I think one would invest in India over the long-term. India is just at the start of its growth. You have got a billion people there and a very large number are highly educated. A million students graduate in engineering every year in India – that’s an impressive statistic.
Compared to most third-world countries it has a very high proportion of educated people who are graduates of serious universities. Indians are striving to improve their lifestyles and consumption is the economy’s biggest driver. It seems to me they’ve got a huge future ahead of them.
Why India before China?
China is obviously a bigger country and slightly faster economy, but there are quite a lot of arguments for India over China.
India has a more sophisticated economy and I dare say in the long-run has better prospects. China manufactures a lot of simple goods on a very cheap basis and they sell on price. That is an unsophisticated economy, and it is a vulnerable economy. Even though China’s costs are very low, there is going to be someone producing it cheaper sooner or later – whether it’s Vietnam, or Bangladesh, or the Philippines. India’s exports to the West are more sophisticated – for example, software and services. Another interesting characteristic about India’s growth, and something that is rare among developing countries, is that this growth is largely a domestic story.
Can emerging markets decouple from the US?
I don’t think it’s a black and white issue. To be practical, if America goes into a big recession now that’s going to have some impact on China. Exports from China to America will presumably go down. But on the other hand China will still continue to grow – it might slow from 10% to 7% or 8%. You should buy into emerging markets for the long term, though.
Where are you looking for opportunities?
The No 1 sector we are going for is infrastructure. India needs a huge amount of money spent on infrastructure and a lot of it will be done by the private sector, partly financed by the government. The country has a fast-growing population but it is a third-world country still and they are well behind on roads, water, and drains.
A huge investment programme is under way – last year the government estimated it would inject $500 billion into domestic infrastructure by 2012. This momentum is likely to create a structural growth cycle that should last for several decades. The government has committed £35 billion to the National Highways Development Project by 2012.
Larsen & Toubro is a design, engineering and construction firm with a presence across most infrastructure areas – power generation, equipment manufacturing, shipbuilding and defence. If we were going to launch tomorrow we would buy in, as L&T has stronger technical and financial strength then many of its peers which means it is well placed to benefit from India’s infrastructure investment prospects.
We are also looking at HDFC, India’s largest mortgage-financing company with a market share of about 30%. It also does banking, life insurance and asset management. As Indians become more wealthy it will only write more and higher quality business.
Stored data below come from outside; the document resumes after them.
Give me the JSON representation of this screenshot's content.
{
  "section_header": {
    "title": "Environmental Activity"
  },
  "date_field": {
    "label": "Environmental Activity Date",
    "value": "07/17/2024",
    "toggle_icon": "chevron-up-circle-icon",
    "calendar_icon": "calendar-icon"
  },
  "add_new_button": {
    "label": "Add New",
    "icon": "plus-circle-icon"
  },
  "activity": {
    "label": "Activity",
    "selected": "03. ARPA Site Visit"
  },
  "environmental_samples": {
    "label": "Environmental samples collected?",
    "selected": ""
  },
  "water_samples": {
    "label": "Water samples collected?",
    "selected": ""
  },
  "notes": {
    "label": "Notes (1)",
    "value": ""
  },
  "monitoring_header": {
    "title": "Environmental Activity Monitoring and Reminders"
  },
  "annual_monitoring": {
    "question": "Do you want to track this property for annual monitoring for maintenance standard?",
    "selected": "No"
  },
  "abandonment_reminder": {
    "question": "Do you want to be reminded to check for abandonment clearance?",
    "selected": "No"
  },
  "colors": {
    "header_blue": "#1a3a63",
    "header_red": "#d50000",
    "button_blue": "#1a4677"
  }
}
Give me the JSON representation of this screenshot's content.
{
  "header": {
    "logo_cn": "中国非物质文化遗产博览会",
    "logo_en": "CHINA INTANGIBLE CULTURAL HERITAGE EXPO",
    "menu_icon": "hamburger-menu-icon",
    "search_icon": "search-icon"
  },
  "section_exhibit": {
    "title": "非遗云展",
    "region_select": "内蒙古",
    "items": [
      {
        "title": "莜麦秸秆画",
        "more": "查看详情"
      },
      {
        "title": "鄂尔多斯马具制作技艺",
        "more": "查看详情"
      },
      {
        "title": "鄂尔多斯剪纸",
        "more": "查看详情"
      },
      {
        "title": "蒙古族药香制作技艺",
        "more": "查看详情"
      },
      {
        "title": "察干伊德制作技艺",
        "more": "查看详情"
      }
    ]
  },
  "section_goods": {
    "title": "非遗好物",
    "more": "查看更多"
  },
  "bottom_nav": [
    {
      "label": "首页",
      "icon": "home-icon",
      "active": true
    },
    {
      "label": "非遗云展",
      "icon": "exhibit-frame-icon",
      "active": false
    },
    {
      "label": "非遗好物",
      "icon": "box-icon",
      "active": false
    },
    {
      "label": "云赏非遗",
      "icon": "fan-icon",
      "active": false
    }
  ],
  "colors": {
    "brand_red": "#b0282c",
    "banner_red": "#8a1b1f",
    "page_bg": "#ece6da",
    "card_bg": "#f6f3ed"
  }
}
Also in finance we are looking at ICICI, which obviously has a strong presence in the UK where it offers some of the best rates on savings accounts. I would say about 7% of the portfolio may end up being in software though valuations of IT firms are looking pretty high.
About 6% will probably go into telecoms – where we are looking at Bharti Airtel, the telecoms giant. Its core business is mobile phone, broadband and long-distance but it has recently moved towards retail via a proposed “cash and carry” joint venture.
What’s the relationship with Tata?
We are doing the marketing and administration of this fund and Tata is doing the investment management. Tata is the second-biggest conglomerate in India and a 150-year-old company. It is also 65% owned by charities – it isa very high quality company with tremendous integrity. That said, we are going to be careful not to be too overweight in Tata, but we are not going to exclude ourselves from buying shares.